The Lightkeeper's Daughters

You should have let her die. Emily will never be right.

I’m sure my heart stopped cold inside my chest and paused, waiting, not daring to interrupt what I so desperately wished I couldn’t hear, and dreaded with every unmarked beat. I could hear Emily’s breath grow as big as the room and spill out the door to fill the space between me and my parents. The light swept through the room again, jumping as it moved past the doorway to reach the other bed where my brothers lay, asleep, and then quickly ran out the window. I placed my hands over my ears.

Pa’s voice, rarely sharp, reached my muffled ears with little strain. “Never again, Lil. You will speak of this no more. She’s our daughter. We owe her life. Not a word. Not ever.” He moved toward the door. “And Elizabeth will stay on the island.”

I remember slowly releasing my breath as the screen door banged shut, and hearing Pa’s tread crunch along the path toward the fuel shed. Emily had not stirred, but a lock of her black hair, so like mine, tumbled onto the milky white pillow. The light’s beam took another run through the room, and I studied my sister’s peaceful face; her black-lashed sleeping lids shuttering gray eyes so unlike mine, her gentle mouth that had never once spoken a word, but always appeared to be holding a secret. Mother’s footsteps creaked closer, and I squeezed my eyes shut, feigning sleep. She stood above our bed a long, long time, so long I finally fell asleep and never heard her leave.

I realized then that all those things that I thought of as just being part of who Emily was were those same things that meant she would never settle easily into a world outside the small one we had created on the island. We had always been Elizabeth and Emily. The twins. We were inseparable. We were one. I could not imagine Emily thriving in town, sitting in a classroom. And so I could not imagine it for me. That my mother would choose to separate me from her was unthinkable.

As autumn progressed, it was Emily and I who helped with the chores at the light and in the kitchen, bringing in the garden and filling up the pantry. When the days turned cold and wet, my mother had our lessons waiting, and we sat at the kitchen table under the gentle glow of the kerosene lamp with grammar books and math problems. Emily never learned to read or write or figure out addition and subtraction. She spent her time covering pages with pencil drawings of butterflies and birds instead of working out sums or marking nouns and verbs. Mother said nothing, her lips set in a tight line as she collected the pages and tucked them away in a drawer in Pa’s desk.

Mother knew there would be many cold, dark months ahead of us; when the late autumn days dawned mild and sunny she let us run out of the house, abandoning our schoolwork on the table. I missed Charlie’s conversation now that our trio had shrunk down to the silent Emily and me. But my sister and I shared something different; a language that needed no words and rested on easy familiarity. We relished the silence of the island, the routine of a keeper’s life, and the freedom to fly as free as two gulls.

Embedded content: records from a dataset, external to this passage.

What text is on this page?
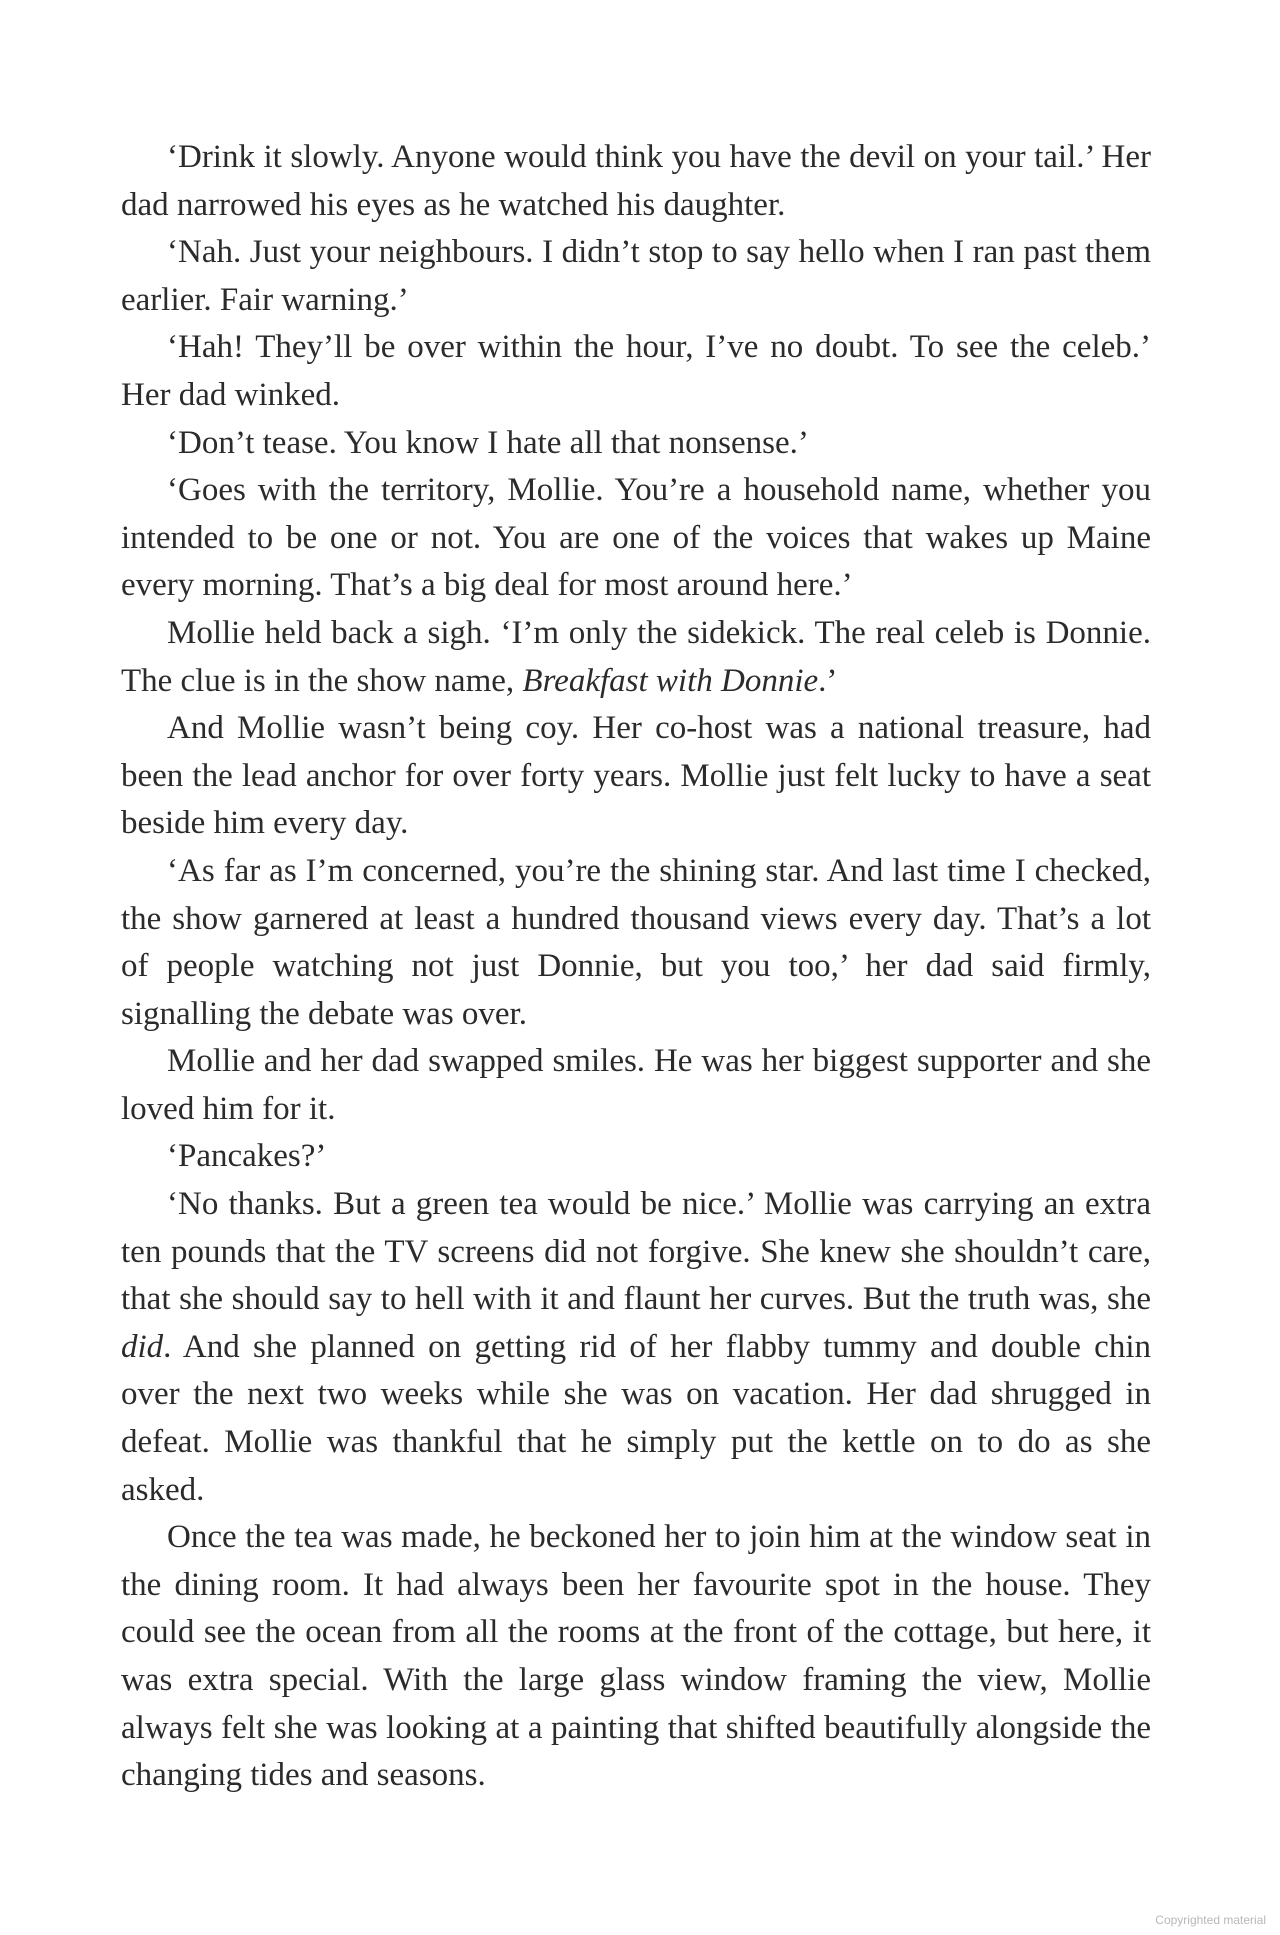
‘Drink it slowly. Anyone would think you have the devil on your tail.’ Her dad narrowed his eyes as he watched his daughter.

‘Nah. Just your neighbours. I didn’t stop to say hello when I ran past them earlier. Fair warning.’

‘Hah! They’ll be over within the hour, I’ve no doubt. To see the celeb.’ Her dad winked.

‘Don’t tease. You know I hate all that nonsense.’

‘Goes with the territory, Mollie. You’re a household name, whether you intended to be one or not. You are one of the voices that wakes up Maine every morning. That’s a big deal for most around here.’

Mollie held back a sigh. ‘I’m only the sidekick. The real celeb is Donnie. The clue is in the show name, Breakfast with Donnie.’

And Mollie wasn’t being coy. Her co-host was a national treasure, had been the lead anchor for over forty years. Mollie just felt lucky to have a seat beside him every day.

‘As far as I’m concerned, you’re the shining star. And last time I checked, the show garnered at least a hundred thousand views every day. That’s a lot of people watching not just Donnie, but you too,’ her dad said firmly, signalling the debate was over.

Mollie and her dad swapped smiles. He was her biggest supporter and she loved him for it.

‘Pancakes?’

‘No thanks. But a green tea would be nice.’ Mollie was carrying an extra ten pounds that the TV screens did not forgive. She knew she shouldn’t care, that she should say to hell with it and flaunt her curves. But the truth was, she did. And she planned on getting rid of her flabby tummy and double chin over the next two weeks while she was on vacation. Her dad shrugged in defeat. Mollie was thankful that he simply put the kettle on to do as she asked.

Once the tea was made, he beckoned her to join him at the window seat in the dining room. It had always been her favourite spot in the house. They could see the ocean from all the rooms at the front of the cottage, but here, it was extra special. With the large glass window framing the view, Mollie always felt she was looking at a painting that shifted beautifully alongside the changing tides and seasons.

Copyrighted material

Pa seemed content to have Emily and me help him out with the chores now that the boys were gone. He would hand us both cleaning rags and show us how to polish the light’s lenses in larger and larger circles so we didn’t leave streaks. I made sure that I always went after Emily so that he wouldn’t see the marks she left behind. Mother had us gather driftwood off the beach and pile it in the woodshed to use as kindling in the stove during winter. Emily came along to help, wandering along the beach, picking up sticks and moving them a few feet before placing them back down again. I tried to get her to fill her arms, having her stretch them out as I lay one bare and bleached limb over the other, making sure I didn’t give her more than she could handle. We set off together, but I always arrived alone, Emily having stopped along the way, distracted by the buzzing of a bee in a late-blooming dandelion or the musical dance of a goldfinch announcing its passage through to warmer winter destinations. I always made sure the pile of kindling in the woodshed was more than we needed.

I never forgot Mother’s words. With each wave that crashed against the base of the cliff near the fog station, I heard the Lake echo: You should have let her die. Emily will never be right.

Once I caught her watching Emily, when she didn’t know I was watching too. Emily was in one of her trances, her face lifted up to the sky and mouth open, forming unintelligible sounds, talking to the wind as it picked up a handful of golden brown poplar leaves and chased them around her billowing skirts. She stood on the headland of the island, her raven-black hair whipped into a tangle, in conversation with the sea. And then, with the wind her partner, she began to dance. Mother simply turned and tossed a basin full of soapy wash water into the bush before heading back inside.

Emily. My other half. My sister. Our lives and hearts and very beings so entwined that each could not exist without the other. She was a spirit, haunted by the Lake, lingering between two worlds, fragile and vulnerable. And so I was surprised to discover that it wasn’t Emily but I who was the ghost.